After seeing the effects of testing and bad standards on my students and their learning environment, I left the classroom to give students a voice.  After two years and over 200 speeches given throughout the Southeast, I met a mom who was just as angry and just as loud.  Together we turned to Senator William Ligon and Representative David Stover for help. Both men are champions for education in Georgia. They understand our concerns and see the toxic environments being created in Georgia’s classrooms.  When testing is “high stakes” anxiety rapidly becomes damaging to young brains. High stakes means teacher jobs, promotions, and pay are at risk when students do poorly on the test. For students, high stakes mean they may not be promoted to the next grade based on results from one test.

When testing is truly about the children and used as a measurement tool for academic progress, it can be positive. When a test is statistically valid and reliable, research shows it can reveal the 7-14% influence a teacher has over students’ test outcomes.  This is not what the Georgia Milestones test does for education.

The Georgia Milestones are neither valid nor reliable, yet they are being counted as 50% of a teacher’s evaluation. An invalid and unreliable test is similar to the doctor checking a patient’s temperature with a non-calibrated thermometer.  This should make Georgia taxpayers question why tax dollars are being spent on this tool.

In addition to an invalid and unreliable test, the Georgia Milestones test is causing damage to Georgia’s students. The numbers of students being seen by medical and psychological practitioners for anxiety related illnesses and behaviors have exploded. This anxiety has been linked back to the pressure schools are putting on children to pass the Georgia Milestones.

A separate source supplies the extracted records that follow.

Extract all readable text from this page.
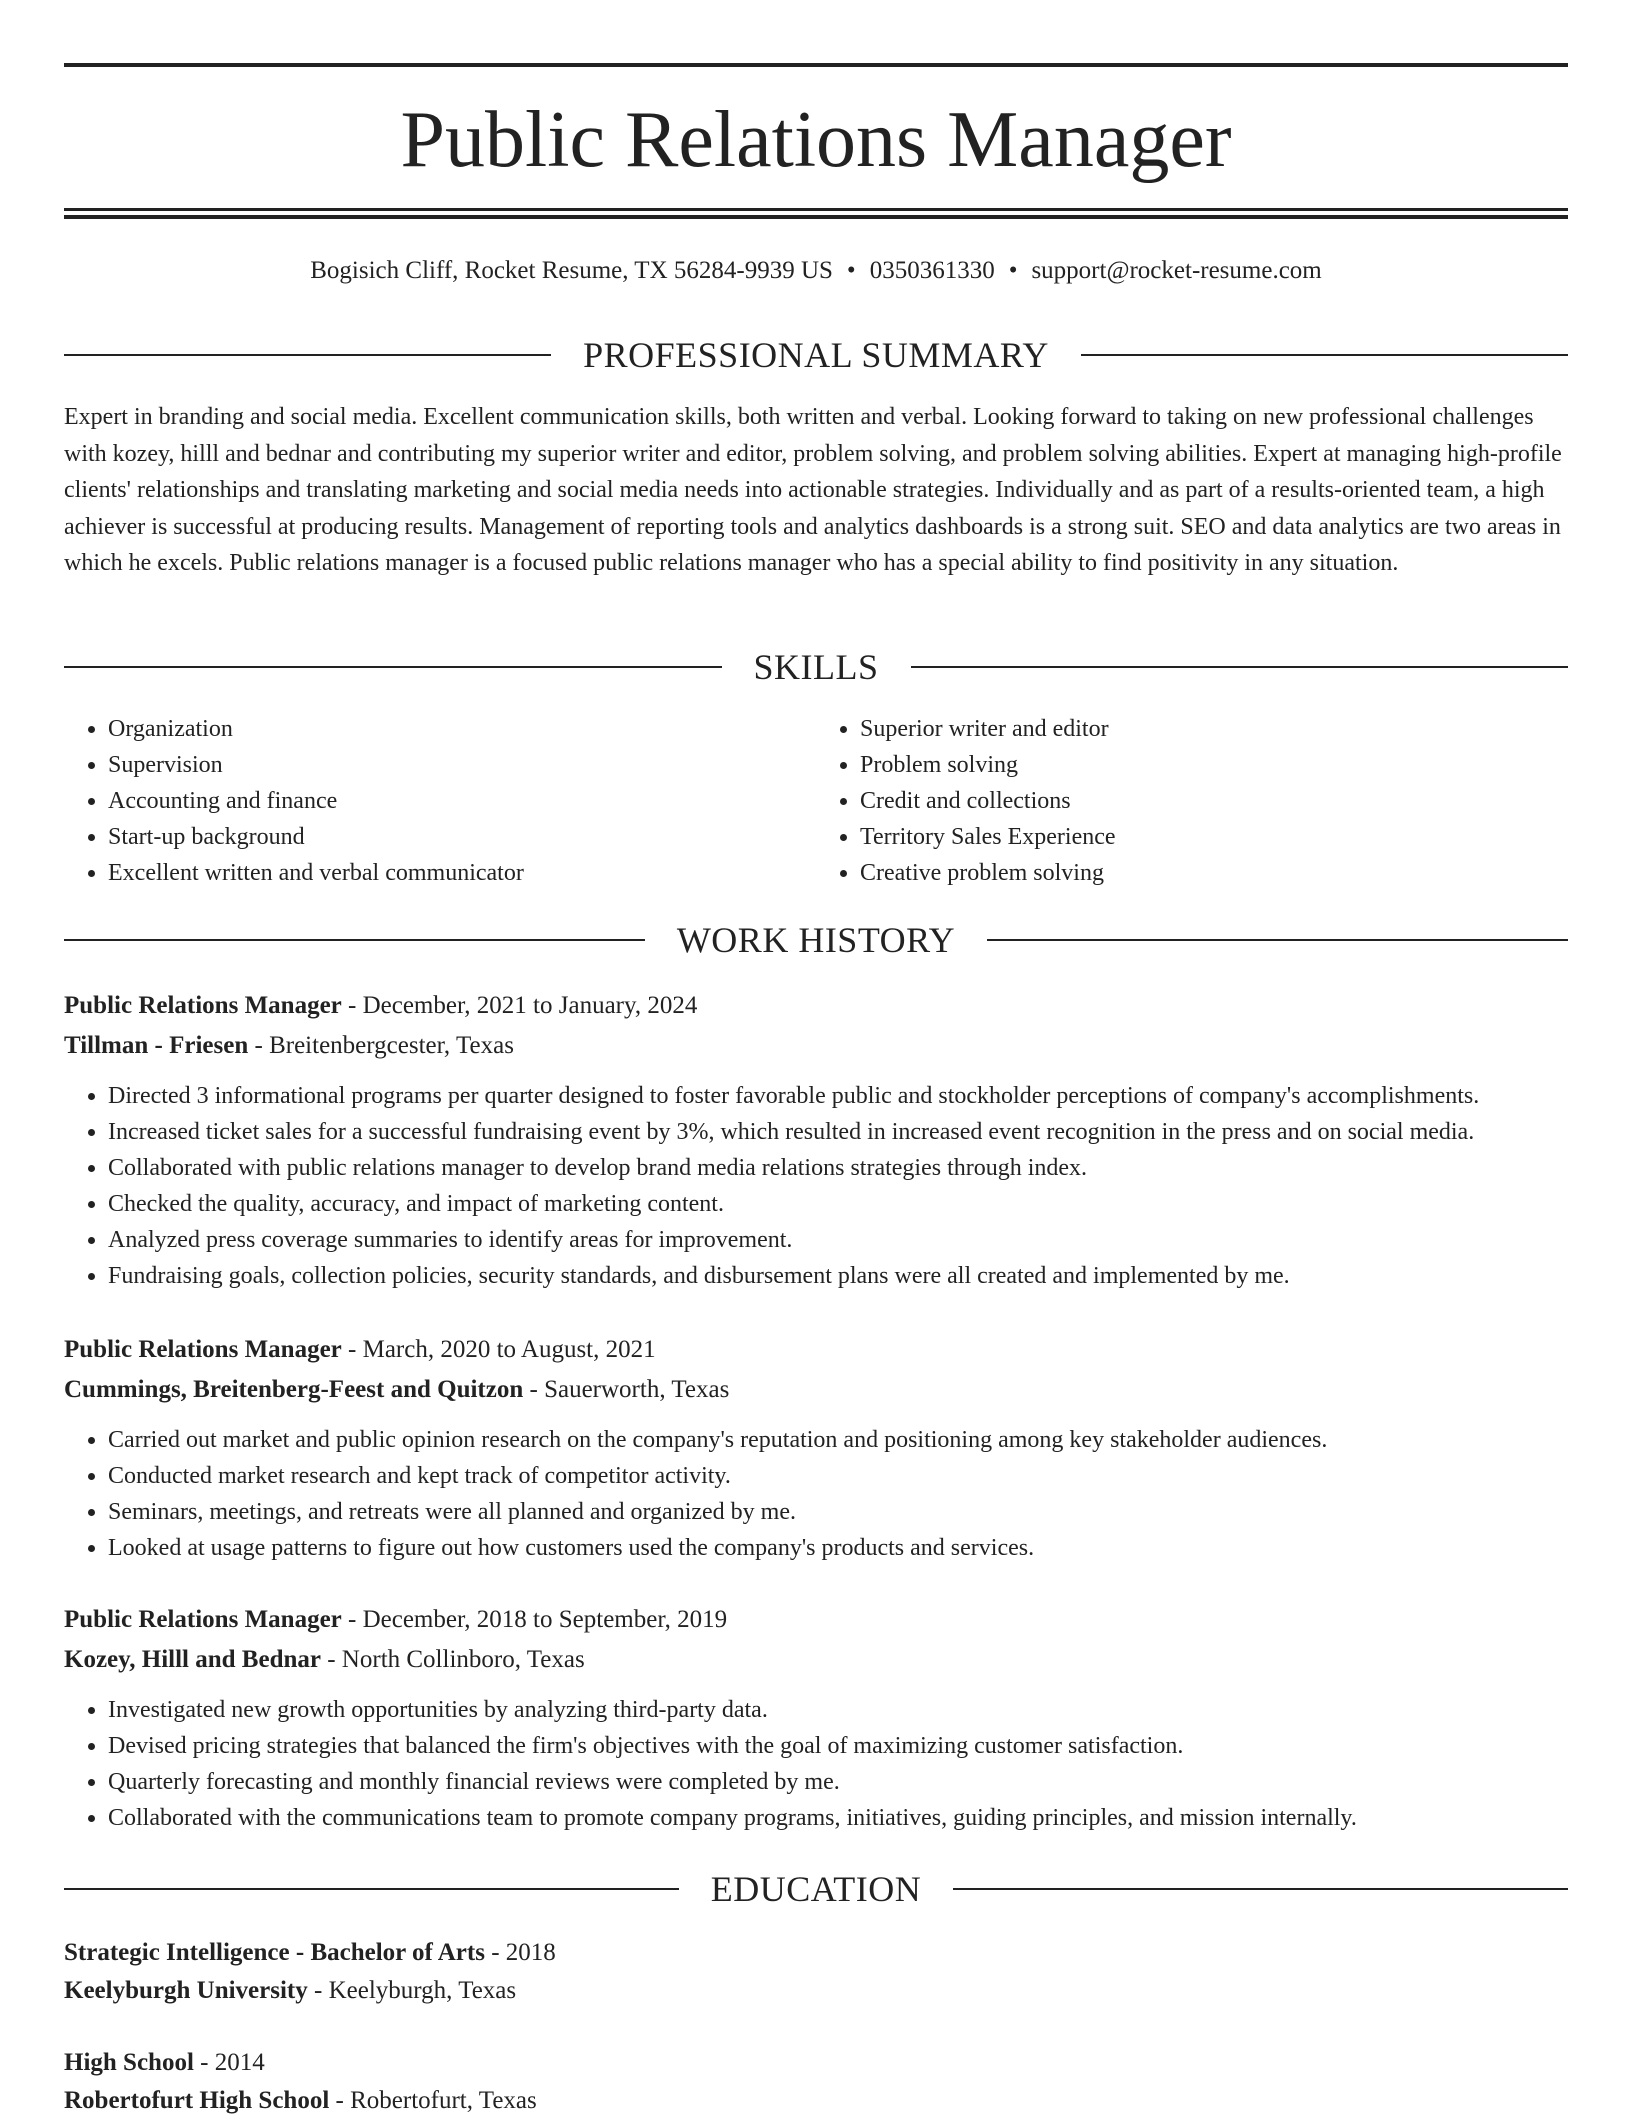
Public Relations Manager
Bogisich Cliff, Rocket Resume, TX 56284-9939 US • 0350361330 • support@rocket-resume.com
PROFESSIONAL SUMMARY

Expert in branding and social media. Excellent communication skills, both written and verbal. Looking forward to taking on new professional challenges with kozey, hilll and bednar and contributing my superior writer and editor, problem solving, and problem solving abilities. Expert at managing high-profile clients' relationships and translating marketing and social media needs into actionable strategies. Individually and as part of a results-oriented team, a high achiever is successful at producing results. Management of reporting tools and analytics dashboards is a strong suit. SEO and data analytics are two areas in which he excels. Public relations manager is a focused public relations manager who has a special ability to find positivity in any situation.

SKILLS
• Organization
• Supervision
• Accounting and finance
• Start-up background
• Excellent written and verbal communicator
• Superior writer and editor
• Problem solving
• Credit and collections
• Territory Sales Experience
• Creative problem solving
WORK HISTORY
Public Relations Manager - December, 2021 to January, 2024
Tillman - Friesen - Breitenbergcester, Texas
• Directed 3 informational programs per quarter designed to foster favorable public and stockholder perceptions of company's accomplishments.
• Increased ticket sales for a successful fundraising event by 3%, which resulted in increased event recognition in the press and on social media.
• Collaborated with public relations manager to develop brand media relations strategies through index.
• Checked the quality, accuracy, and impact of marketing content.
• Analyzed press coverage summaries to identify areas for improvement.
• Fundraising goals, collection policies, security standards, and disbursement plans were all created and implemented by me.
Public Relations Manager - March, 2020 to August, 2021
Cummings, Breitenberg-Feest and Quitzon - Sauerworth, Texas
• Carried out market and public opinion research on the company's reputation and positioning among key stakeholder audiences.
• Conducted market research and kept track of competitor activity.
• Seminars, meetings, and retreats were all planned and organized by me.
• Looked at usage patterns to figure out how customers used the company's products and services.
Public Relations Manager - December, 2018 to September, 2019
Kozey, Hilll and Bednar - North Collinboro, Texas
• Investigated new growth opportunities by analyzing third-party data.
• Devised pricing strategies that balanced the firm's objectives with the goal of maximizing customer satisfaction.
• Quarterly forecasting and monthly financial reviews were completed by me.
• Collaborated with the communications team to promote company programs, initiatives, guiding principles, and mission internally.
EDUCATION
Strategic Intelligence - Bachelor of Arts - 2018
Keelyburgh University - Keelyburgh, Texas
High School - 2014
Robertofurt High School - Robertofurt, Texas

If similar anxiety related issues were originating from a child’s home, these children would be referred to another agency such as the Division of Family and Children Services (DFACS). DFACS would then be required to investigate. If one state agency recognizes these complaints, it is curious why another state agency, such as the school, will not. Anxiety related problems are indeed resulting from the pressure students and teachers feel due to the high stakes nature of these tests. It is for that reason the Georgia legislature needs to enact law to ensure healthy learning environments.

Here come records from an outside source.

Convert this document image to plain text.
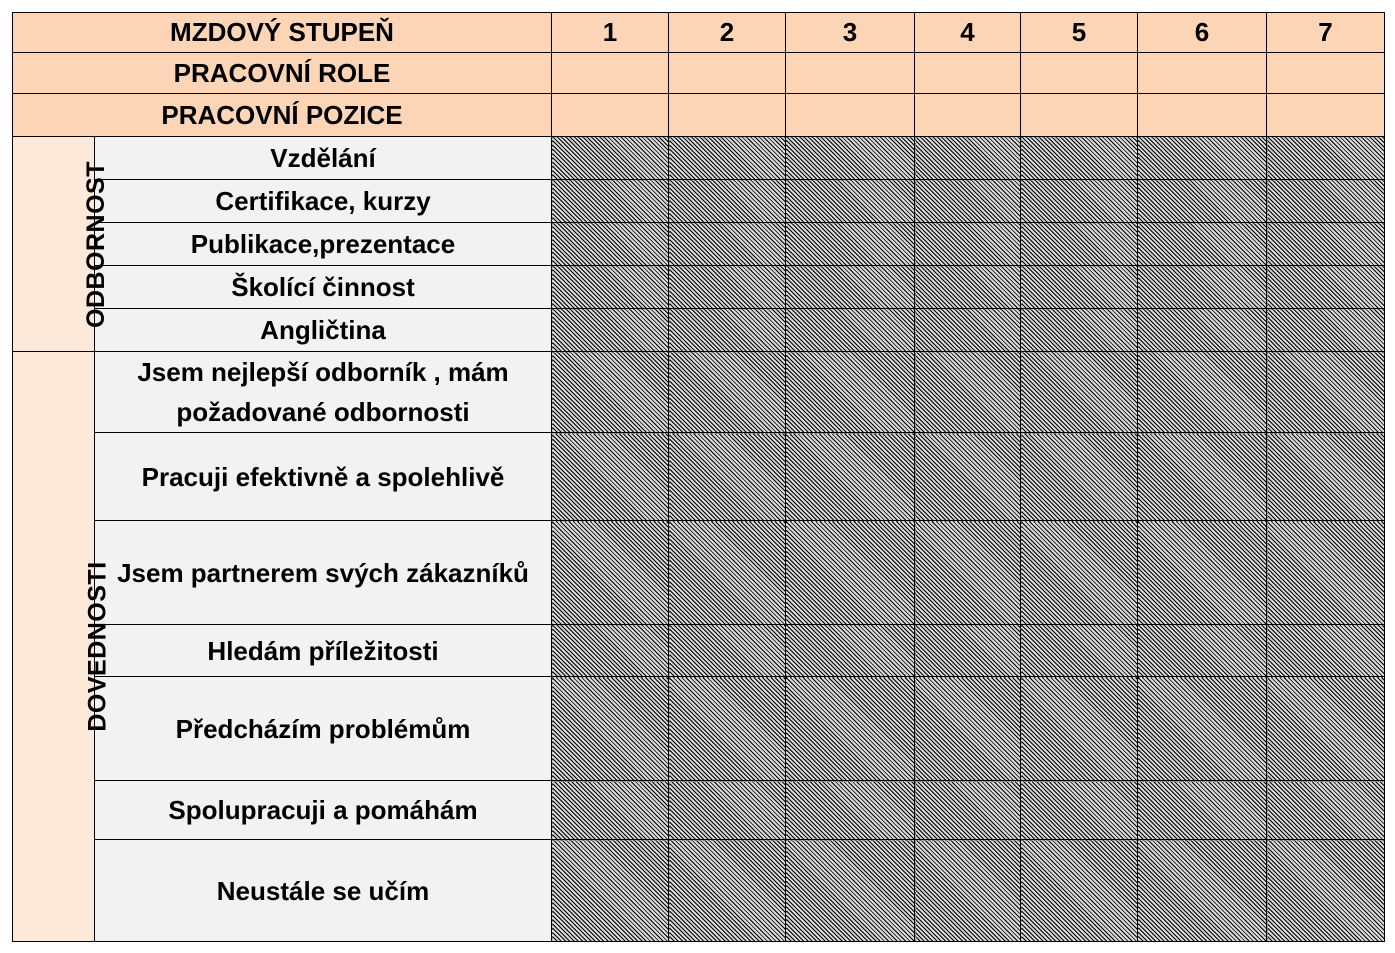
MZDOVÝ STUPEŇ		1	2	3	4	5	6	7
PRACOVNÍ ROLE								
PRACOVNÍ POZICE								
ODBORNOST	Vzdělání							
	Certifikace, kurzy							
	Publikace,prezentace							
	Školící činnost							
	Angličtina							
DOVEDNOSTI	Jsem nejlepší odborník , mám požadované odbornosti							
	Pracuji efektivně a spolehlivě							
	Jsem partnerem svých zákazníků							
	Hledám příležitosti							
	Předcházím problémům							
	Spolupracuji a pomáhám							
	Neustále se učím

Parents are the resident experts of their own children, and they must be supported in the decision to remove their children from toxic, anxiety inducing environments, including the testing environment, when it becomes overwhelming to the child.

Offering this parental assurance would align with reasons many parents vote for local and parental control of education.  The opportunity to refuse these tests is critical as parents need to defend our children from further federal encroachment into our schools.  It is the duty of our state elected officials to protect the rights of students and parents, not their reelection funds. Georgia’s legislators should pave the path for teaching and learning to again be a joy to Georgia’s teachers and students.

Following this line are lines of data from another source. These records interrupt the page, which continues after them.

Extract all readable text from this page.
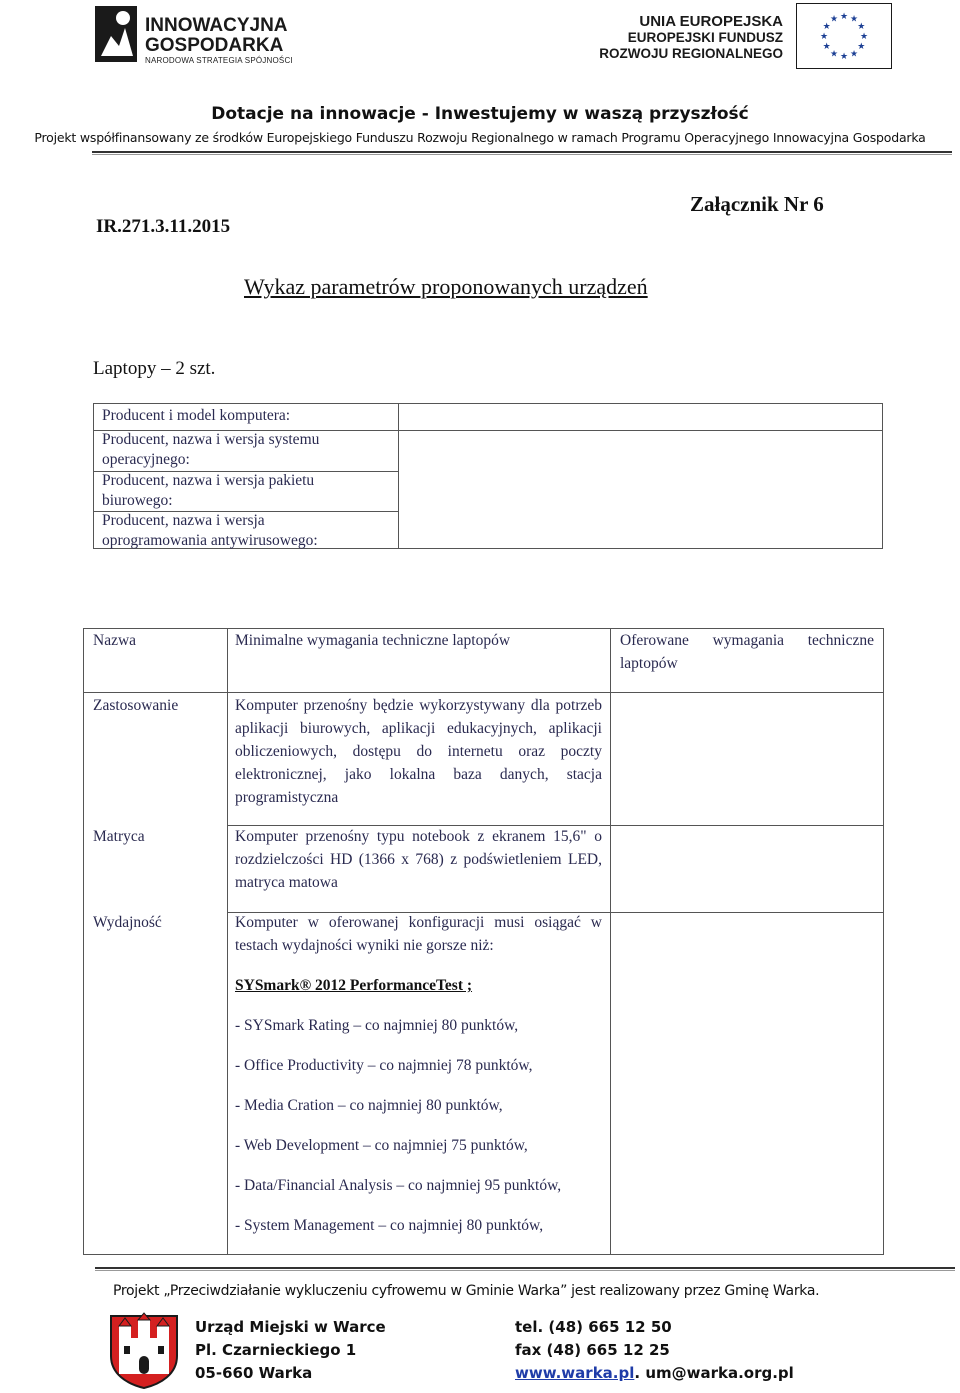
INNOWACYJNA
GOSPODARKA
NARODOWA STRATEGIA SPÓJNOŚCI
UNIA EUROPEJSKA
EUROPEJSKI FUNDUSZ
ROZWOJU REGIONALNEGO
★ ★
★
★
★
★
★
★
★
★
★
★
Dotacje na innowacje - Inwestujemy w waszą przyszłość
Projekt współfinansowany ze środków Europejskiego Funduszu Rozwoju Regionalnego w ramach Programu Operacyjnego Innowacyjna Gospodarka
IR.271.3.11.2015
Załącznik Nr 6
Wykaz parametrów proponowanych urządzeń
Laptopy – 2 szt.
Producent i model komputera:
Producent, nazwa i wersja systemu
operacyjnego:
Producent, nazwa i wersja pakietu
biurowego:
Producent, nazwa i wersja
oprogramowania antywirusowego:
Nazwa	Minimalne wymagania techniczne laptopów	Oferowane wymagania techniczne
laptopów
Zastosowanie	Komputer przenośny będzie wykorzystywany dla potrzeb aplikacji biurowych, aplikacji edukacyjnych, aplikacji obliczeniowych, dostępu do internetu oraz poczty elektronicznej, jako lokalna baza danych, stacja programistyczna
Matryca	Komputer przenośny typu notebook z ekranem 15,6" o rozdzielczości HD (1366 x 768) z podświetleniem LED, matryca matowa
Wydajność	Komputer w oferowanej konfiguracji musi osiągać w testach wydajności wyniki nie gorsze niż:
SYSmark® 2012 PerformanceTest ;
- SYSmark Rating – co najmniej 80 punktów,
- Office Productivity – co najmniej 78 punktów,
- Media Cration – co najmniej 80 punktów,
- Web Development – co najmniej 75 punktów,
- Data/Financial Analysis – co najmniej 95 punktów,
- System Management – co najmniej 80 punktów,
Projekt „Przeciwdziałanie wykluczeniu cyfrowemu w Gminie Warka” jest realizowany przez Gminę Warka.
Urząd Miejski w Warce
Pl. Czarnieckiego 1
05-660 Warka
tel. (48) 665 12 50
fax (48) 665 12 25
www.warka.pl. um@warka.org.pl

Protecting teachers and students does not fit Governor Deal’s plan for privatizing education.  Efforts to protect teachers and students could fall prey to the same obstructionists who have torn apart the Atlanta Public Schools and have created the Opportunity School District.  Politicians in favor of the Opportunity School District do not protect our children or make education better for all.  They desire money rather than a foundational public education for all of Georgia’s students.

I encourage parents to protect their students from toxic testing by exercising their parental rights and refusing Milestones tests this spring.  Call your representatives and demand protection of parental rights as well as valid and reliable tests for measuring true academic progress. Testing is not the enemy.  The enemies are bad testing, toxic testing, and invalid testing.  Teachers are not “driving instruction” with these tests.  Politicians are driving out good teachers and driving our kids to hate school.

Meg Norris submitted this bio: Meg Norris is a doctoral candidate in education and is a certified Georgia teacher.  She founded Opt Out Georgia where she and an amazing team of moms help parents interested in exercising their parental rights to refuse test participation.